I was invited to attend Tesla’s AI Day event and it was an incredible learning experience for me. Not only did I get to see the Cybertruck, but the event was a learning experience. AI really isn’t my field, but I believe that every experience provides an opportunity to learn something.
Many people only experience Tesla through its products or by interacting online with Elon Musk, Tesla, and one another or by reading about it online. I was in a unique position to actually experience it from a different perspective — one of being present and being able to witness history being unveiled. The atmosphere was magnetic and those attending were not just excited, but eager to learn. One thing that stood out to me was employees who only care about making a difference — and this could be felt at the event.
The invite from Tesla was an unexpected complete surprise. What I know about AI, in general, are the bits and pieces I’ve learned from covering it as a topic here. I don’t know Python, and math and science were things I struggled with in school, so I kind of felt unqualified to be there, honestly — yet extremely grateful to have been included by the leader in AI technology.
Attending AI Day
I think I learned more about the impact of AI while at Tesla’s headquarters than I had ever learned in my entire life — and this is just the tip of the iceberg.
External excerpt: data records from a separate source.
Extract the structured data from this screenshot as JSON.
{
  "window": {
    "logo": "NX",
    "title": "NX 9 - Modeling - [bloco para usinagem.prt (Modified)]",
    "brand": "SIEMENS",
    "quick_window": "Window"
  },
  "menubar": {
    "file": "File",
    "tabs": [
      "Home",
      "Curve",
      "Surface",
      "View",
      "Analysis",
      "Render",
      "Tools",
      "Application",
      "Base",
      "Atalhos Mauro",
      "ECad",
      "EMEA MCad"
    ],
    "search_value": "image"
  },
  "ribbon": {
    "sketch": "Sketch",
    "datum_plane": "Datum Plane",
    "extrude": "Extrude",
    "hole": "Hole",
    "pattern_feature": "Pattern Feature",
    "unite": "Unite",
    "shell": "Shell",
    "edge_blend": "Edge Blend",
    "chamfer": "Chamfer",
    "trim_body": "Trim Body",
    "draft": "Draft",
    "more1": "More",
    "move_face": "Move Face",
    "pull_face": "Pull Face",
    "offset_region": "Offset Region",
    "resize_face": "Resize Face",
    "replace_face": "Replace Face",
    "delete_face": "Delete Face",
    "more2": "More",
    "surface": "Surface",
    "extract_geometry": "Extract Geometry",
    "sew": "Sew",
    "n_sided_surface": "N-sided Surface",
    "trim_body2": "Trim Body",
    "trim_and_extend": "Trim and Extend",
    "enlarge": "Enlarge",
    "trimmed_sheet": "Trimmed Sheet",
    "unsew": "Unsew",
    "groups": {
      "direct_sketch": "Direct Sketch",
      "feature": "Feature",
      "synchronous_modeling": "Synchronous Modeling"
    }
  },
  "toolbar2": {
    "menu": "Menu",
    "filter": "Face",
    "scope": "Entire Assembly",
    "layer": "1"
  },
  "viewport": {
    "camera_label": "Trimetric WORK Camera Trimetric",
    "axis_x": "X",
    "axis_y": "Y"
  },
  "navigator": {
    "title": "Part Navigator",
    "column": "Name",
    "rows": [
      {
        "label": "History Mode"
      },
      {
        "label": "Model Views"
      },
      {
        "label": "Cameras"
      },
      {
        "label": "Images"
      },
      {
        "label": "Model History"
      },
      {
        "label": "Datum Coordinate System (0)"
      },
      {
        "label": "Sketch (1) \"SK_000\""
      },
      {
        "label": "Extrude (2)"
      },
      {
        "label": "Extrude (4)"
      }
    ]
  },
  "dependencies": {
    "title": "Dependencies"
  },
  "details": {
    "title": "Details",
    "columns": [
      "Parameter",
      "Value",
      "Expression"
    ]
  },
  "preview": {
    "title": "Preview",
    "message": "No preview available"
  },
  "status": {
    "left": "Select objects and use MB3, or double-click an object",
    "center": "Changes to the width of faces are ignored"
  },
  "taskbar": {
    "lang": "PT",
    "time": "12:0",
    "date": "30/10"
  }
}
An easier way to explain what we’ve seen is as a behind-the-scenes look at what your car can do. Andrej Karpathy described this as an “under the hood components,” and the visual that popped into my head reflected just how much Tesla is changing automotive industry with its technology. It also reflected what Elon Musk said at the beginning of the presentation.
“What we want to show today is that Tesla is much more than an electric car company; that we have deep AI activity, in hardware, on the inference level, in the training level,” Elon said as he opened the event. He also said that he thought, arguably, that Tesla was the leader in real-world AI. “Those of you who have seen the FSD Beta can appreciate the way that the neural net is learning to drive.” Elon explained that this was just one application of real-world AI.
In the vision component, Karpathy explained, Tesla is trying to design a neural network that processes the raw information. For Tesla, this comes from the 8 cameras positioned around the vehicle that send images which need to be processed in real time into the vector space, which is a three-dimensional representation of everything you need for driving.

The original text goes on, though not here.